We can’t fight the battles for others, but we can hold their hands, give them a hug and especially not walk away when it feels like the world and their body has turned on them.

Tomorrow isn’t guaranteed. Take no one for granted and especially remember live for now!

Have a safe and wonderful Memorial Day and remember those doing battle (whether on the battlefield or in a hospital room).

Hugs!

Grabbing that Mojo

As I’ve often pointed out, it takes a while to adjust to your post cancer self and that’s fine… Take your time. When you become what you’re meant to be, you’re going to ROCK! Learning to live life can be a bit of a unique experience and can shake those around you up, but again, that’s okay. I’ll be the first to admit that I can be “hell on wheels,” but in a good way. 😉

Try new things, stop waiting on tomorrow, and just kick everything up a notch. Try that zip lining, travel, become an artist, or whatever you feel calling you. It’s doesn’t matter too much what you do, you’re friends and family may think you’re a bit nutty. Mine are quite confident that I’ve completely lost my mind, but I’m good with that.
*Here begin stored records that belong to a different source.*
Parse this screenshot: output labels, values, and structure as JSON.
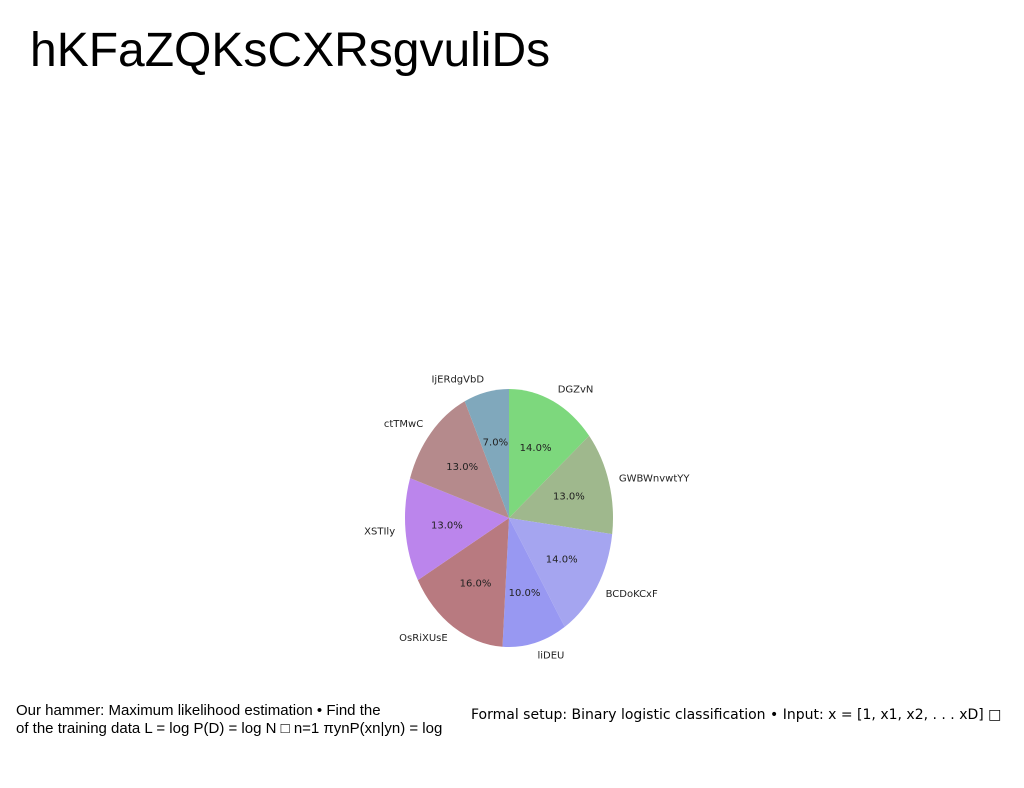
{
  "page": {
    "title": "hKFaZQKsCXRsgvuliDs"
  },
  "captions": {
    "left_line1": "Our hammer: Maximum likelihood estimation • Find the",
    "left_line2": "of the training data L = log P(D) = log N □ n=1 πynP(xn|yn) = log",
    "right": "Formal setup: Binary logistic classification • Input: x = [1, x1, x2, . . . xD] □"
  },
  "chart_data": {
    "type": "pie",
    "start_angle_deg": 90,
    "direction": "clockwise",
    "slices": [
      {
        "label": "DGZvN",
        "value": 14.0,
        "pct_label": "14.0%",
        "color": "#7dd87d"
      },
      {
        "label": "GWBWnvwtYY",
        "value": 13.0,
        "pct_label": "13.0%",
        "color": "#9fb88d"
      },
      {
        "label": "BCDoKCxF",
        "value": 14.0,
        "pct_label": "14.0%",
        "color": "#a5a5f0"
      },
      {
        "label": "liDEU",
        "value": 10.0,
        "pct_label": "10.0%",
        "color": "#9898f2"
      },
      {
        "label": "OsRiXUsE",
        "value": 16.0,
        "pct_label": "16.0%",
        "color": "#b87a80"
      },
      {
        "label": "XSTIly",
        "value": 13.0,
        "pct_label": "13.0%",
        "color": "#bb85ec"
      },
      {
        "label": "ctTMwC",
        "value": 13.0,
        "pct_label": "13.0%",
        "color": "#b58a8c"
      },
      {
        "label": "IjERdgVbD",
        "value": 7.0,
        "pct_label": "7.0%",
        "color": "#80a8bc"
      }
    ]
  }
}
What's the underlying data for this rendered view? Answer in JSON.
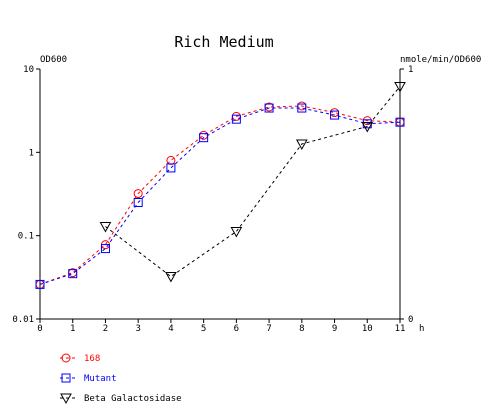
{
  "chart_data": {
    "type": "line",
    "title": "Rich Medium",
    "xlabel": "h",
    "ylabel_left": "OD600",
    "ylabel_right": "nmole/min/OD600",
    "x": [
      0,
      1,
      2,
      3,
      4,
      5,
      6,
      7,
      8,
      9,
      10,
      11
    ],
    "x_tick_labels": [
      "0",
      "1",
      "2",
      "3",
      "4",
      "5",
      "6",
      "7",
      "8",
      "9",
      "10",
      "11"
    ],
    "xlim": [
      0,
      11
    ],
    "y_left_scale": "log",
    "y_left_lim": [
      0.01,
      10
    ],
    "y_left_tick_labels": [
      "10",
      "1",
      "0.1",
      "0.01"
    ],
    "y_right_lim": [
      0,
      1
    ],
    "y_right_tick_labels": [
      "1",
      "0"
    ],
    "grid": false,
    "legend_placement": "bottom-left",
    "series": [
      {
        "name": "168",
        "axis": "left",
        "color": "#ff0000",
        "marker": "circle",
        "x": [
          0,
          1,
          2,
          3,
          4,
          5,
          6,
          7,
          8,
          9,
          10,
          11
        ],
        "values": [
          0.026,
          0.036,
          0.078,
          0.32,
          0.8,
          1.6,
          2.7,
          3.5,
          3.6,
          3.0,
          2.4,
          2.3
        ]
      },
      {
        "name": "Mutant",
        "axis": "left",
        "color": "#0000ff",
        "marker": "square",
        "x": [
          0,
          1,
          2,
          3,
          4,
          5,
          6,
          7,
          8,
          9,
          10,
          11
        ],
        "values": [
          0.026,
          0.035,
          0.07,
          0.25,
          0.65,
          1.5,
          2.5,
          3.4,
          3.4,
          2.8,
          2.2,
          2.3
        ]
      },
      {
        "name": "Beta Galactosidase",
        "axis": "right",
        "color": "#000000",
        "marker": "triangle-down",
        "x": [
          2,
          4,
          6,
          8,
          10,
          11
        ],
        "values": [
          0.37,
          0.17,
          0.35,
          0.7,
          0.77,
          0.93
        ]
      }
    ]
  }
}
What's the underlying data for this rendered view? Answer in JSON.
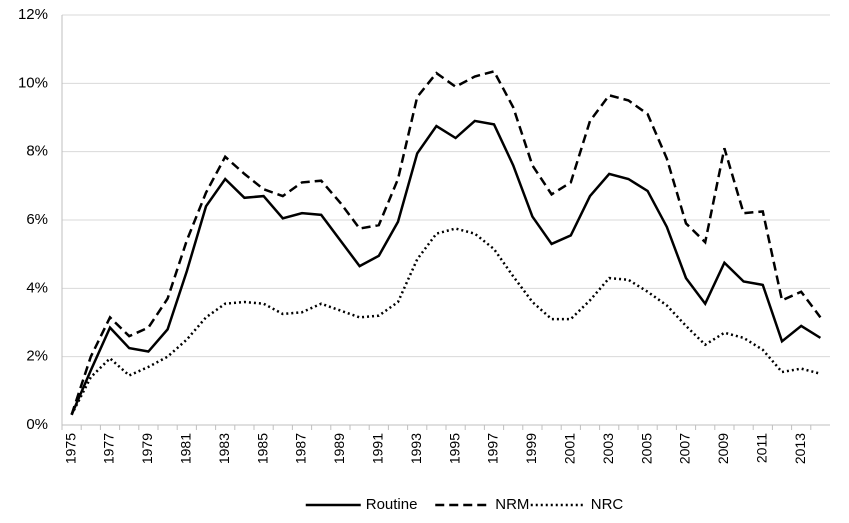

Think about what you’ve always wanted to try and as long as it’s not illegal or over-the-top dangerous (if it is dangerous, don’t blame me!), get out there and live it!

Make this week count and fill me in on some of your adventures. For me my next adventure is Pretty Muddy Mud Run and eventually I’m wanting to do a Zombie Run (imagine a mix of obstacle courses, running, and flag football, with just a touch of The Walking Dead.

Have fun!

“Put a grain of boldness into everything you do.”  ~Baltasar Gracián, translated from Spanish

 

Getting Your Bounce Back!

iStock_000011459857_ExtraSmallJust because surgery and treatments are over, doesn’t mean you’ll feel like your old self again… No matter how much you might want it. There’s going to be a new “normal” and time needed to adjust.

Now, don’t panic… The new normal isn’t necessarily a bad place to be. You may not like it at first, but be aware you are now likely headed to a better place. It takes time and sometimes a new stage of “treatment” that you likely hadn’t considered… Psychological.

When you think about it, it really is a form of PTSD. You’ve been doing battle for a long time and it takes time to leave that mindset.

I was in treatment for close to a year. From diagnosis in the beginning of June; radiation all summer; surgeries in June, September and December, and physical therapy through April; it was May before I stopped having some sort of treatment nearly every day or week and then there was nothing, no safety net or someone to hold my hand.

After treatment, you experience fear with every scan and that’s normal. Over time, with each clear scan, you get where you can handle it better. You never get where it’s completely easy, but it does get MUCH easier.

There are support groups (online and on site), as well as psychologists trained in post cancer needs. There are always places to look for people that are just like you and know exactly what you’re feeling and dealing with. You just need to look for them. I wish there were so many when I went through my treatment. I did use The American Cancer Society’s Cancer Survivors Network (CSN) and it was unbelievably helpful, but truly needed more.

I struggled for close to a year on my own and was nearly at the breaking point before I gave in and sought treatment for the depression. No one wants to admit to depression and honestly, I was at the end of my rope, but I didn’t want anyone to think I was “weak.” Now, the kicker… I went from wanting to drive my van off a bridge one night, to my first belly laugh in likely two years or more and all in just twenty-four hours of starting the medicine.

It has taken me a while, but after nine years, I no longer need the meds and feel amazing! Better than I have in YEARS! I survive scans well and try to reach out to other Liposarcoma survivors, so they don’t have to go through the process alone (we are a rare breed and it’s often difficult to find the support we need).

So, to wrap this up… Don’t expect that just by being cancer free is going to make you feel “normal” again and that is fine… It’s normal, so to speak, to not feel normal. It’s all a part of the healing process.

The new “normal” can be the best part of your life, if you just give it time. Bouncing back will happen.